Rich was promoted to lieutenant general in August 1963 and assigned as commander of Third United States Army. From July 1965 to August 1966 Rich served as deputy commander of Eighth United States Army in Korea. He was acting commander of I Corps in July 1965 and November 1965. He became Chief of the United States Army Office of Reserve Components in September 1966. Rich retired in August 1970.
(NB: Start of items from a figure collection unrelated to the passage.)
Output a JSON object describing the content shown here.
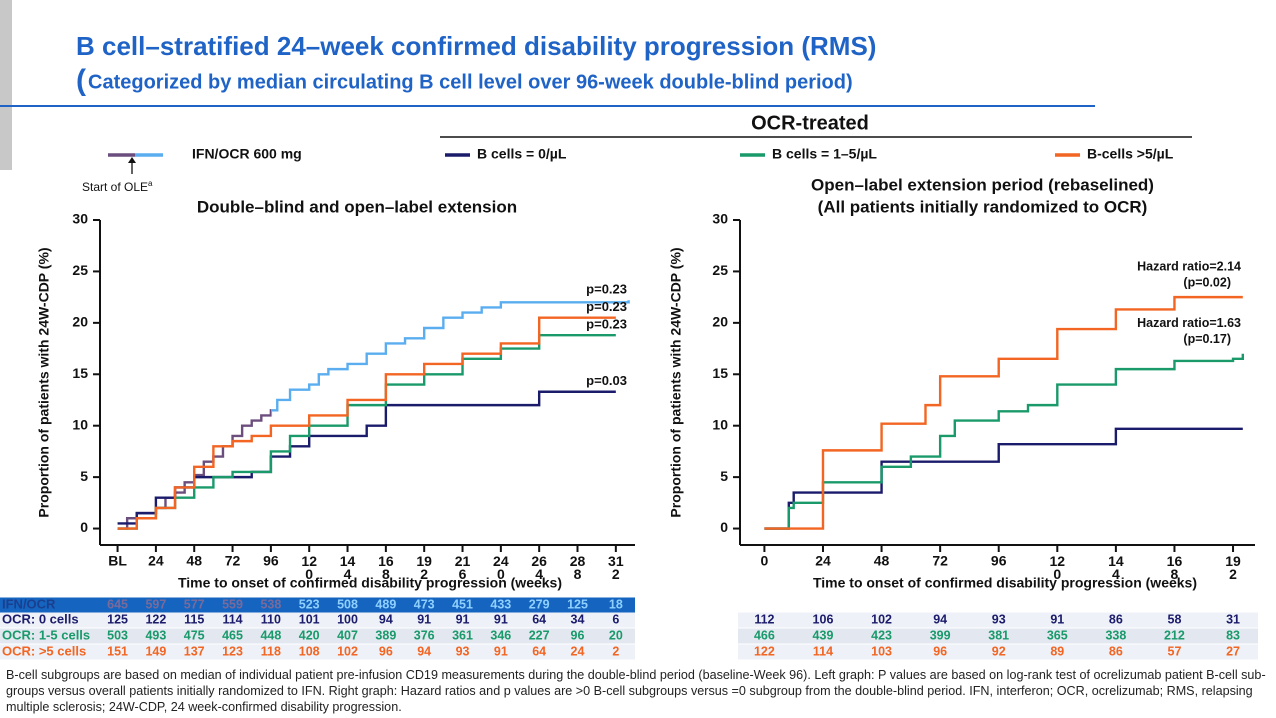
{
  "header": {
    "title": "B cell–stratified 24–week confirmed disability progression (RMS)",
    "subtitle_paren": "(",
    "subtitle": "Categorized by median circulating B cell level over 96-week double-blind period)"
  },
  "legend": {
    "header": "OCR-treated",
    "ole_marker": "Start of OLE",
    "ole_note": "a"
  },
  "chart_data": [
    {
      "type": "step",
      "title": "Double–blind and open–label extension",
      "ylabel": "Proportion of patients with 24W-CDP (%)",
      "xlabel": "Time to onset of confirmed disability progression (weeks)",
      "xlim": [
        -11,
        324
      ],
      "ylim": [
        -1.6,
        30
      ],
      "yticks": [
        0,
        5,
        10,
        15,
        20,
        25,
        30
      ],
      "xticks": [
        {
          "value": 0,
          "label": "BL"
        },
        24,
        48,
        72,
        96,
        120,
        144,
        168,
        192,
        216,
        240,
        264,
        288,
        312
      ],
      "series": [
        {
          "name": "IFN/OCR 600 mg",
          "color": "#6b4e7e",
          "color_after": "#5aaef0",
          "color_switch_x": 96,
          "x": [
            0,
            6,
            12,
            24,
            30,
            36,
            42,
            48,
            54,
            60,
            66,
            72,
            78,
            84,
            90,
            96,
            100,
            108,
            120,
            126,
            132,
            144,
            156,
            168,
            180,
            192,
            204,
            216,
            228,
            240,
            320
          ],
          "values": [
            0,
            1,
            1.5,
            2,
            3,
            3.5,
            4.5,
            5.2,
            6.5,
            7,
            8,
            9,
            10,
            10.5,
            11,
            11.5,
            12.5,
            13.5,
            14,
            15,
            15.5,
            16,
            17,
            18,
            18.5,
            19.5,
            20.5,
            21,
            21.5,
            22,
            22.2
          ],
          "end_label": "p=0.23"
        },
        {
          "name": "B cells = 0/µL",
          "color": "#1b1b6b",
          "x": [
            0,
            12,
            24,
            36,
            48,
            72,
            84,
            96,
            108,
            120,
            144,
            156,
            168,
            240,
            264,
            312
          ],
          "values": [
            0.5,
            1.5,
            3,
            4,
            5,
            5,
            5.5,
            7,
            8,
            9,
            9,
            10,
            12,
            12,
            13.3,
            13.3
          ],
          "end_label": "p=0.03"
        },
        {
          "name": "B cells = 1–5/µL",
          "color": "#1a9a6a",
          "x": [
            0,
            12,
            24,
            36,
            48,
            60,
            72,
            96,
            108,
            120,
            144,
            168,
            192,
            216,
            240,
            264,
            312
          ],
          "values": [
            0,
            1,
            2,
            3,
            4,
            5,
            5.5,
            7.5,
            9,
            10,
            12,
            14,
            15,
            16.5,
            17.5,
            18.8,
            18.8
          ],
          "end_label": "p=0.23"
        },
        {
          "name": "B-cells >5/µL",
          "color": "#f26522",
          "x": [
            0,
            12,
            24,
            36,
            48,
            60,
            72,
            84,
            96,
            120,
            144,
            168,
            192,
            216,
            240,
            264,
            312
          ],
          "values": [
            0,
            1,
            2,
            4,
            6,
            8,
            8.5,
            9,
            10,
            11,
            12.5,
            15,
            16,
            17,
            18,
            20.5,
            20.5
          ],
          "end_label": "p=0.23"
        }
      ],
      "risk_table": {
        "rows": [
          {
            "label": "IFN/OCR",
            "values": [
              645,
              597,
              577,
              559,
              538,
              523,
              508,
              489,
              473,
              451,
              433,
              279,
              125,
              18
            ]
          },
          {
            "label": "OCR: 0 cells",
            "values": [
              125,
              122,
              115,
              114,
              110,
              101,
              100,
              94,
              91,
              91,
              91,
              64,
              34,
              6
            ]
          },
          {
            "label": "OCR: 1-5 cells",
            "values": [
              503,
              493,
              475,
              465,
              448,
              420,
              407,
              389,
              376,
              361,
              346,
              227,
              96,
              20
            ]
          },
          {
            "label": "OCR: >5 cells",
            "values": [
              151,
              149,
              137,
              123,
              118,
              108,
              102,
              96,
              94,
              93,
              91,
              64,
              24,
              2
            ]
          }
        ]
      }
    },
    {
      "type": "step",
      "title": "Open–label extension period (rebaselined)",
      "subtitle": "(All patients initially randomized to OCR)",
      "ylabel": "Proportion of patients with 24W-CDP (%)",
      "xlabel": "Time to onset of confirmed disability progression (weeks)",
      "xlim": [
        -10,
        201
      ],
      "ylim": [
        -1.6,
        30
      ],
      "yticks": [
        0,
        5,
        10,
        15,
        20,
        25,
        30
      ],
      "xticks": [
        0,
        24,
        48,
        72,
        96,
        120,
        144,
        168,
        192
      ],
      "series": [
        {
          "color": "#1b1b6b",
          "x": [
            0,
            10,
            12,
            48,
            72,
            96,
            144,
            196
          ],
          "values": [
            0,
            2.5,
            3.5,
            6.5,
            6.5,
            8.2,
            9.7,
            9.7
          ]
        },
        {
          "color": "#1a9a6a",
          "x": [
            0,
            10,
            12,
            24,
            48,
            60,
            72,
            78,
            96,
            108,
            120,
            144,
            168,
            192,
            196
          ],
          "values": [
            0,
            2,
            2.5,
            4.5,
            6,
            7,
            9,
            10.5,
            11.4,
            12,
            14,
            15.5,
            16.3,
            16.5,
            17
          ],
          "end_label": [
            "Hazard ratio=1.63",
            "(p=0.17)"
          ]
        },
        {
          "color": "#f26522",
          "x": [
            0,
            24,
            48,
            66,
            72,
            96,
            120,
            144,
            168,
            196
          ],
          "values": [
            0,
            7.6,
            10.2,
            12,
            14.8,
            16.5,
            19.4,
            21.3,
            22.5,
            22.5
          ],
          "end_label": [
            "Hazard ratio=2.14",
            "(p=0.02)"
          ]
        }
      ],
      "risk_table": {
        "rows": [
          {
            "values": [
              112,
              106,
              102,
              94,
              93,
              91,
              86,
              58,
              31
            ]
          },
          {
            "values": [
              466,
              439,
              423,
              399,
              381,
              365,
              338,
              212,
              83
            ]
          },
          {
            "values": [
              122,
              114,
              103,
              96,
              92,
              89,
              86,
              57,
              27
            ]
          }
        ]
      }
    }
  ],
  "footnote": "B-cell subgroups are based on median of individual patient pre-infusion CD19 measurements during the double-blind period (baseline-Week 96). Left graph: P values are based on log-rank test of ocrelizumab patient B-cell sub-groups versus overall patients initially randomized to IFN. Right graph: Hazard ratios and p values are >0 B-cell subgroups versus =0 subgroup from the double-blind period. IFN, interferon; OCR, ocrelizumab; RMS, relapsing multiple sclerosis; 24W-CDP, 24 week-confirmed disability progression."
}
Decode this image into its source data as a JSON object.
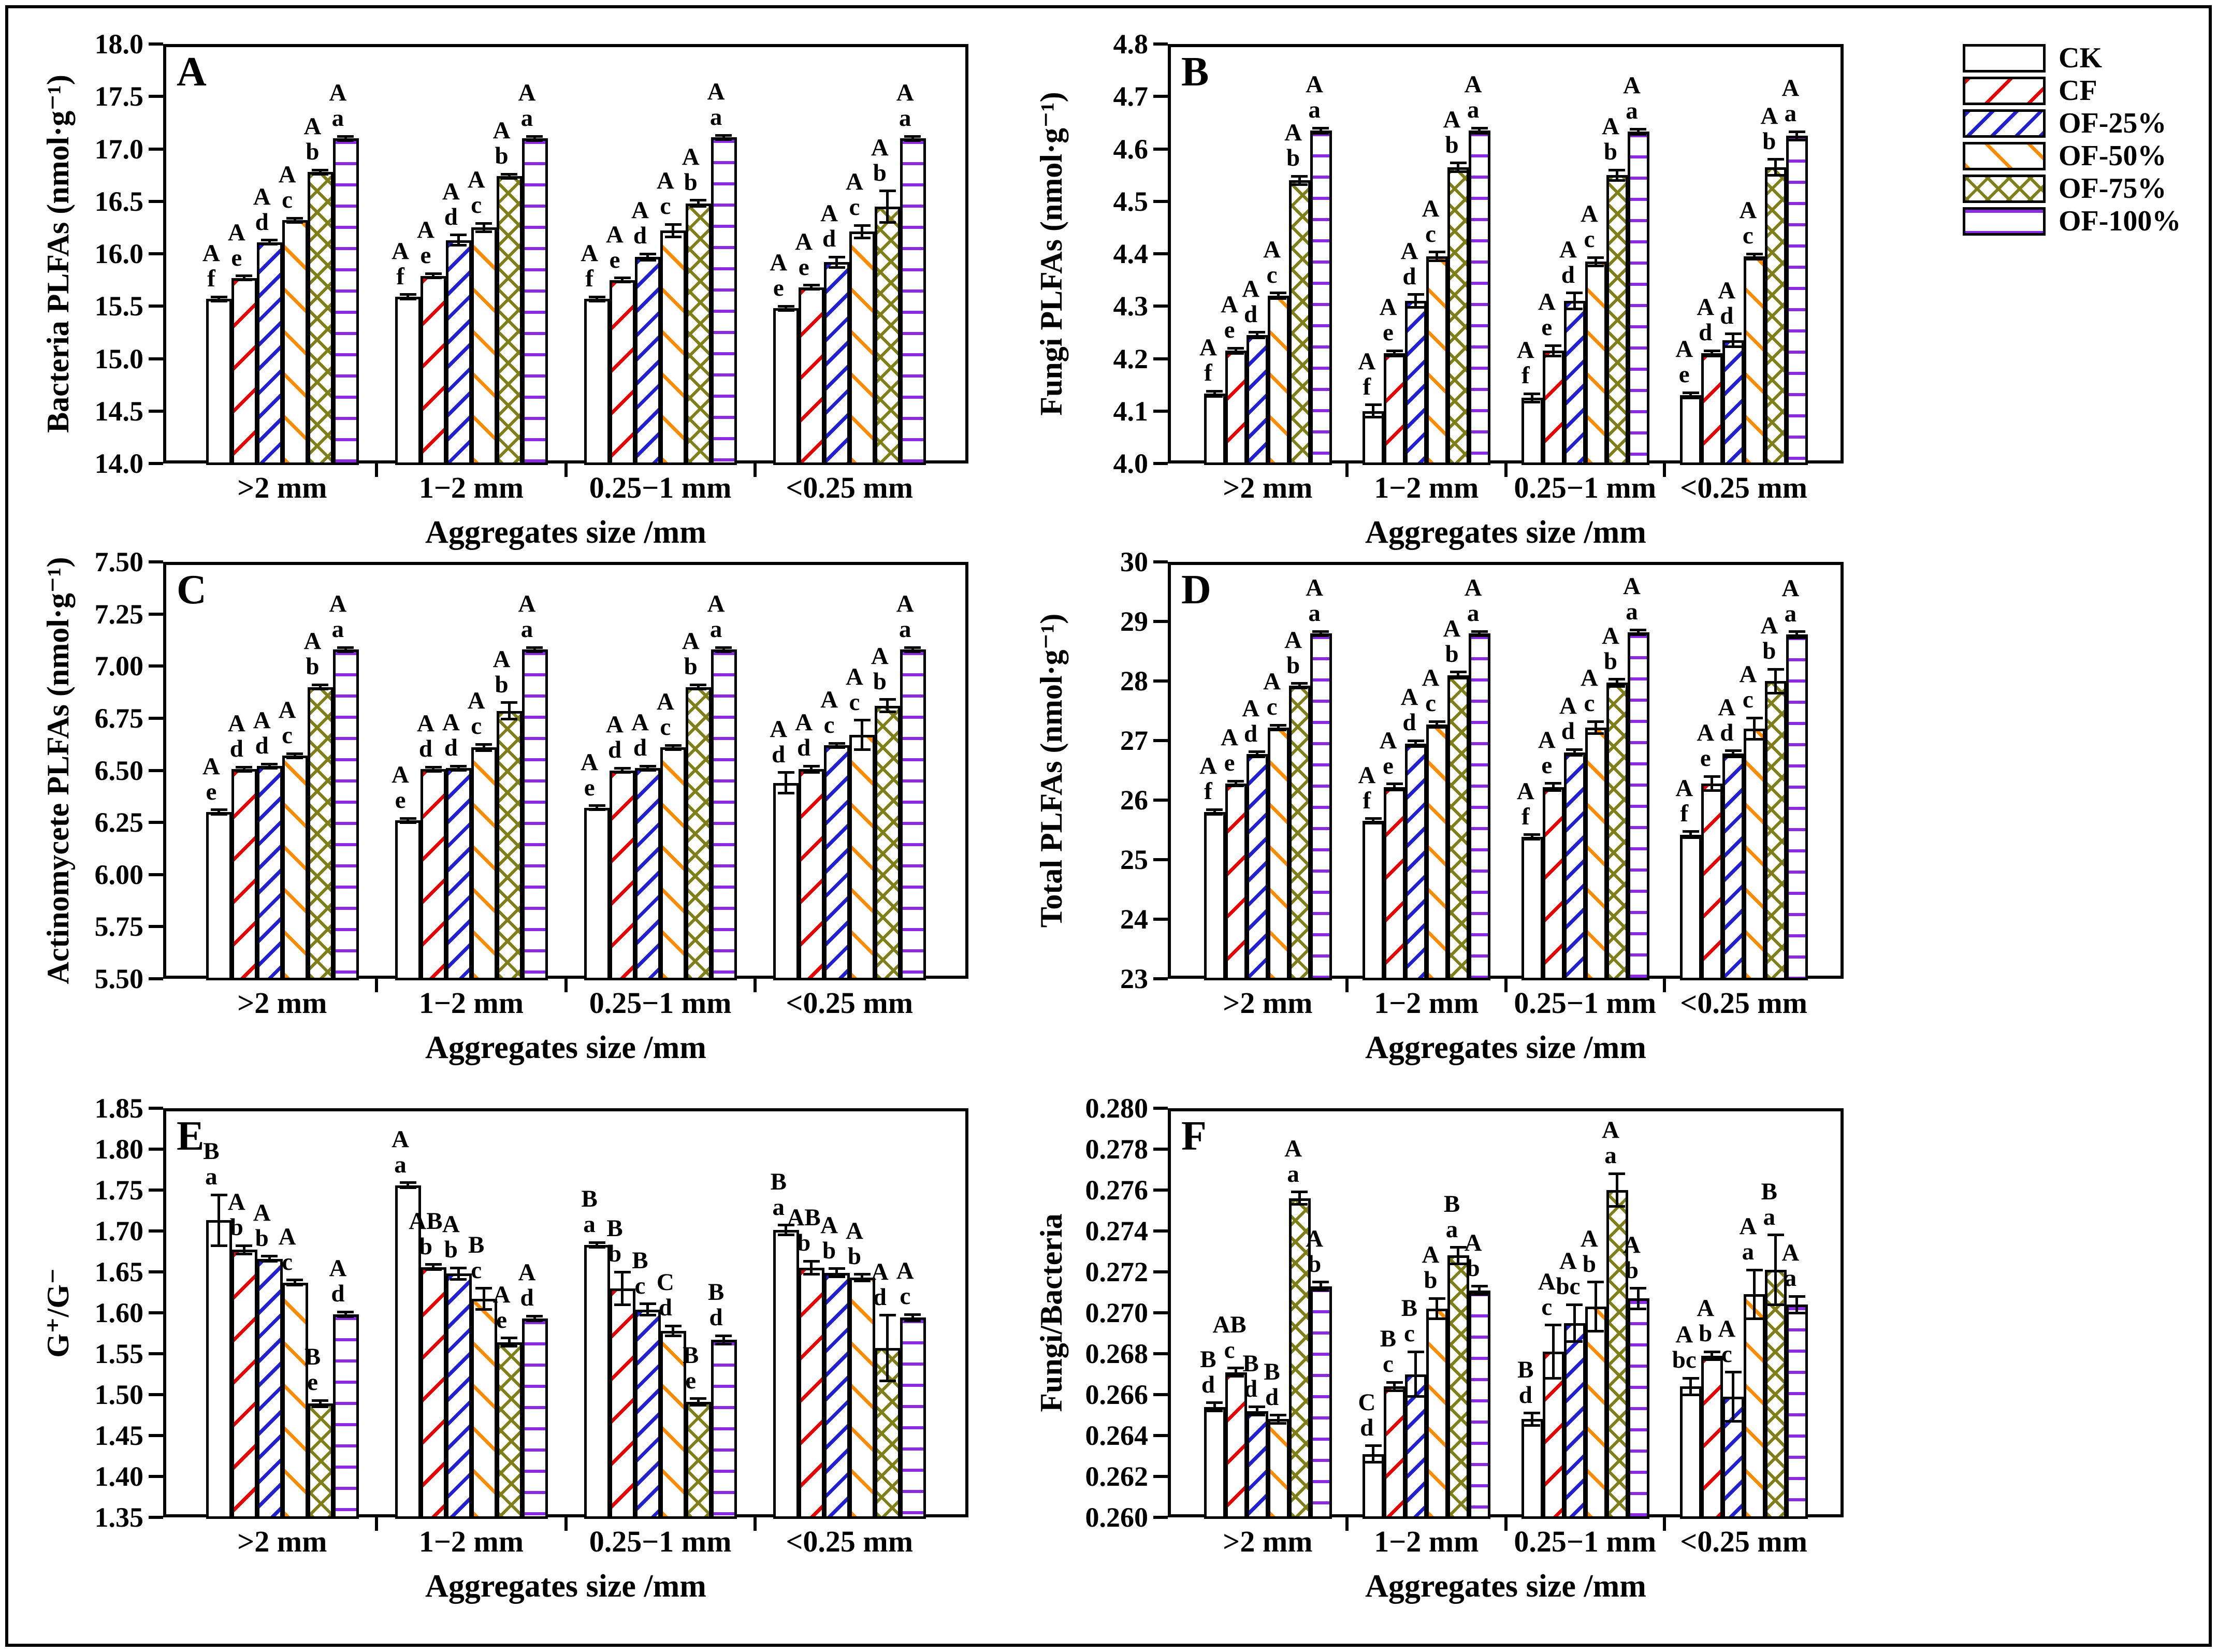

==Awards and decorations==
Rich's major awards and decorations included:

Master Parachutist Badge
Army Distinguished Service Medal with oak leaf cluster
| Silver Star | Legion of Merit with oak leaf cluster | Bronze Star Medal |
| Army Commendation Medal | American Defense Service Medal w/ 1 bronze service star | Asiatic–Pacific Campaign Medal w/ 1 bronze service star |
| American Campaign Medal | European–African–Middle Eastern Campaign Medal w/ 3 bronze service stars | World War II Victory Medal |
| Army of Occupation Medal | National Defense Service Medal w/ 1 bronze service star | Korean Service Medal |
| Legion of Honor (Chevalier) (France) | Croix de Guerre with two palms (France) | Order of Polonia Restituta (Officer) (Poland) |
| Croix de Guerre (Belgium) | Order of National Security Merit (Gukseon) (South Korea) | United Nations Korea Medal |

| United States Army Central Shoulder sleeve insignia |

==Retirement==
In retirement, Rich was a resident of Hilton Head Island, South Carolina. An avid golfer, he was a member of the Army-Navy Club and served as its president. He was also a member of the Port Royal Plantation Club on Hilton Head and served as its president, as well as a member and president of the South Carolina Senior Men's Golf Association.

Rich was also a civic activist and served on the board of trustees of the Hilton Head Hospital, where he was also a volunteer. In addition, he served on Hilton Head's Human Relations Council and was an active member of Hilton Head's All Saints Episcopal Church.

Rich died at Hilton Head's The Preston Health Center on August 24, 1993. He was buried at West Point Cemetery.

==Family==
In 1935, Rich married Lucile Elizabeth Schalker. She died in 1971, and in 1972, he married Eleanor Digby, who survived him. With his first wife, Rich was the father of two daughters, Anne and Roselyn.